Student loans suck! I know it, you know it, my grandmother’s dog knows it. They take a toll on your 20s, 30s and maybe even 40s.
What if we could avoid that nauseous joke? What if we could pay them off right before we had kids and get on with our lives? What if you could pay them off in your 20s and be done with it?
Well, a solution to this problem already exists and it is available in Mexico, Colombia, Chile, Peru and United States through private organizations, as well as directly through universities such as Northeast, Purdue and the University of Utah. This is called an Income Sharing Agreement (ISA).
The idea is simple: you go to university and you pay nothing during your studies. After you graduate and find a job, you pay a fixed portion of your income for a fixed number of years. Then you are done.
The portion of the income you pay and the length of the agreement is decided before you graduate so that you can plan for the costs and you don’t need to deal with a floating interest rate.
The biggest advantage of ISAs is that they have a fixed end date – after a small number of years anybody will contact you regarding your loan repayment. You would be abandoned to your vices and everyone would leave you alone.
And there is an unspoken benefit of the program. This increases a university’s incentive to train students with skills and knowledge that will allow them to find jobs quickly and with good jobs. Because if he doesn’t, he won’t get his investment back in the student.
So what’s the catch? ISAs are expensive to start up and to function at their best, they must be managed by the university from which they benefit the students.

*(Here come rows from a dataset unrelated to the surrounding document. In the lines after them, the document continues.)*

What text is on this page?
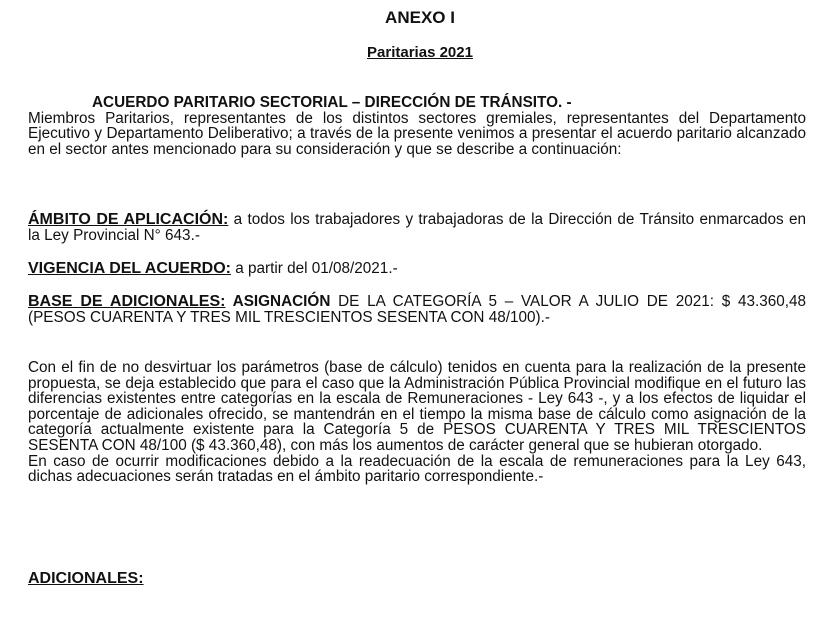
ANEXO I
Paritarias 2021
ACUERDO PARITARIO SECTORIAL – DIRECCIÓN DE TRÁNSITO. -

Miembros Paritarios, representantes de los distintos sectores gremiales, representantes del Departamento Ejecutivo y Departamento Deliberativo; a través de la presente venimos a presentar el acuerdo paritario alcanzado en el sector antes mencionado para su consideración y que se describe a continuación:

ÁMBITO DE APLICACIÓN: a todos los trabajadores y trabajadoras de la Dirección de Tránsito enmarcados en la Ley Provincial N° 643.-

VIGENCIA DEL ACUERDO: a partir del 01/08/2021.-

BASE DE ADICIONALES: ASIGNACIÓN DE LA CATEGORÍA 5 – VALOR A JULIO DE 2021: $ 43.360,48 (PESOS CUARENTA Y TRES MIL TRESCIENTOS SESENTA CON 48/100).-

Con el fin de no desvirtuar los parámetros (base de cálculo) tenidos en cuenta para la realización de la presente propuesta, se deja establecido que para el caso que la Administración Pública Provincial modifique en el futuro las diferencias existentes entre categorías en la escala de Remuneraciones - Ley 643 -, y a los efectos de liquidar el porcentaje de adicionales ofrecido, se mantendrán en el tiempo la misma base de cálculo como asignación de la categoría actualmente existente para la Categoría 5 de PESOS CUARENTA Y TRES MIL TRESCIENTOS SESENTA CON 48/100 ($ 43.360,48), con más los aumentos de carácter general que se hubieran otorgado.

En caso de ocurrir modificaciones debido a la readecuación de la escala de remuneraciones para la Ley 643, dichas adecuaciones serán tratadas en el ámbito paritario correspondiente.-

ADICIONALES:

Starting them is expensive because any new financial program requires the organization offering them to assume some level of default risk, so organizations have their cost in risk, not in actual money spent.
The program must be managed by the recipient university so that a feedback mechanism exists. If a bank ran the program, there would be no ongoing assessment of the university’s vocational training, meaning the university wouldn’t know whether it is pumping out low-quality graduates or graduates who are earning high standards. good jobs.

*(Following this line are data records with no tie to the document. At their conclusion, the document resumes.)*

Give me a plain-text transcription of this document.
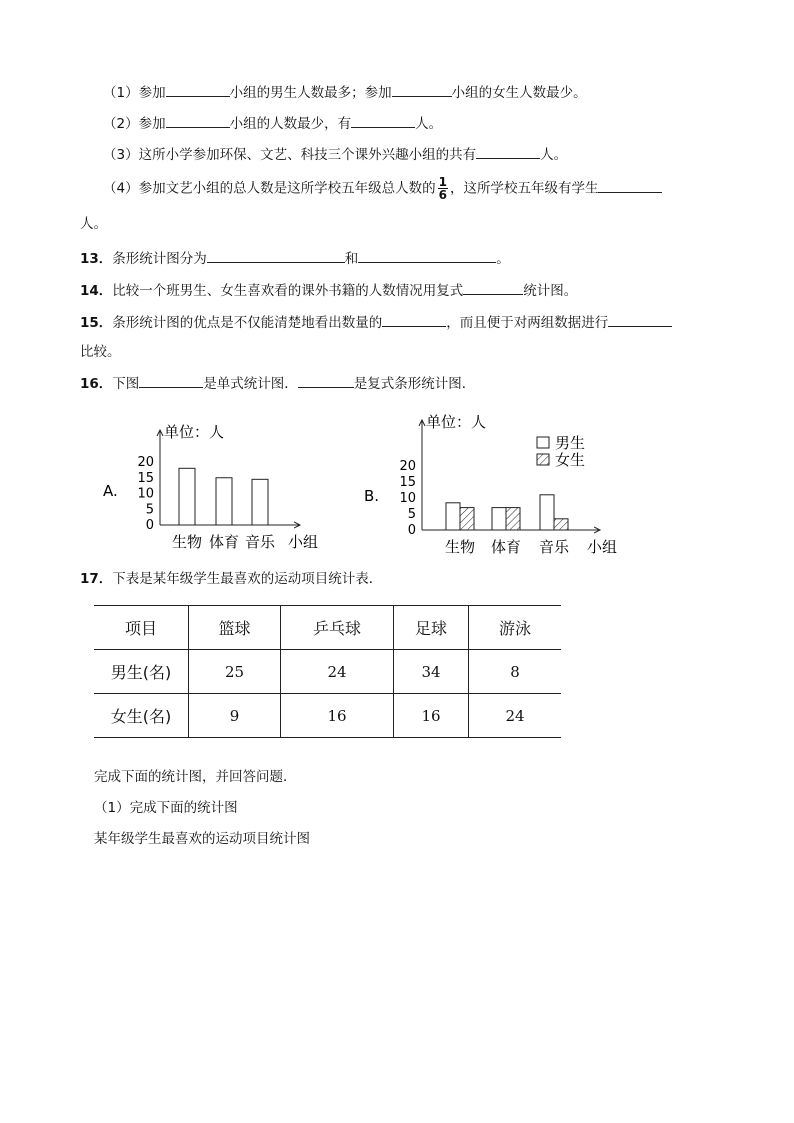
（1）参加	小组的男生人数最多；参加	小组的女生人数最少。
（2）参加	小组的人数最少，有	人。
（3）这所小学参加环保、文艺、科技三个课外兴趣小组的共有	人。
（4）参加文艺小组的总人数是这所学校五年级总人数的 $\frac{1}{6}$ ，这所学校五年级有学生
人。
13．条形统计图分为	和	。
14．比较一个班男生、女生喜欢看的课外书籍的人数情况用复式	统计图。
15．条形统计图的优点是不仅能清楚地看出数量的	，而且便于对两组数据进行
比较。
16．下图	是单式统计图．	是复式条形统计图．
A.
单位：人
0
5
10
15
20
小组
生物 体育 音乐
B.
单位：人
0
5
10
15
20
小组
生物 体育 音乐
男生
女生
17．下表是某年级学生最喜欢的运动项目统计表．
项目	篮球	乒乓球	足球	游泳
男生(名)	25	24	34	8
女生(名)	9	16	16	24
完成下面的统计图，并回答问题．
（1）完成下面的统计图
某年级学生最喜欢的运动项目统计图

Another problem is that they won’t work for everyone. Some students would end up paying more with an ISA than they would with traditional student loan programs, while those in programs with low-wage bonuses would probably not have the opportunity to participate.
But just because ISAs wouldn’t work for everyone doesn’t mean you shouldn’t try them. A program like this could help UBC attract students from more disadvantaged backgrounds or help students who would otherwise drop out because of tuition fees.
If UBC launched a pilot program where it offered this program to 30 national undergraduate students of aapplied sciences, it would cost around $ 874,000 over four years, including a two percent increase in tuition fees each year, or about 0.0437 percent of UBC’s annual budget.
An ISA is an opportunity for UBC to shake things up a bit, grow out of their laurels, plan for the future of education, and actively help students in dire need of financial assistance.
Zubair Hirji is a first year student in the MA program in Food and Resource Economics. He is also the former treasurer of The Ubyssey.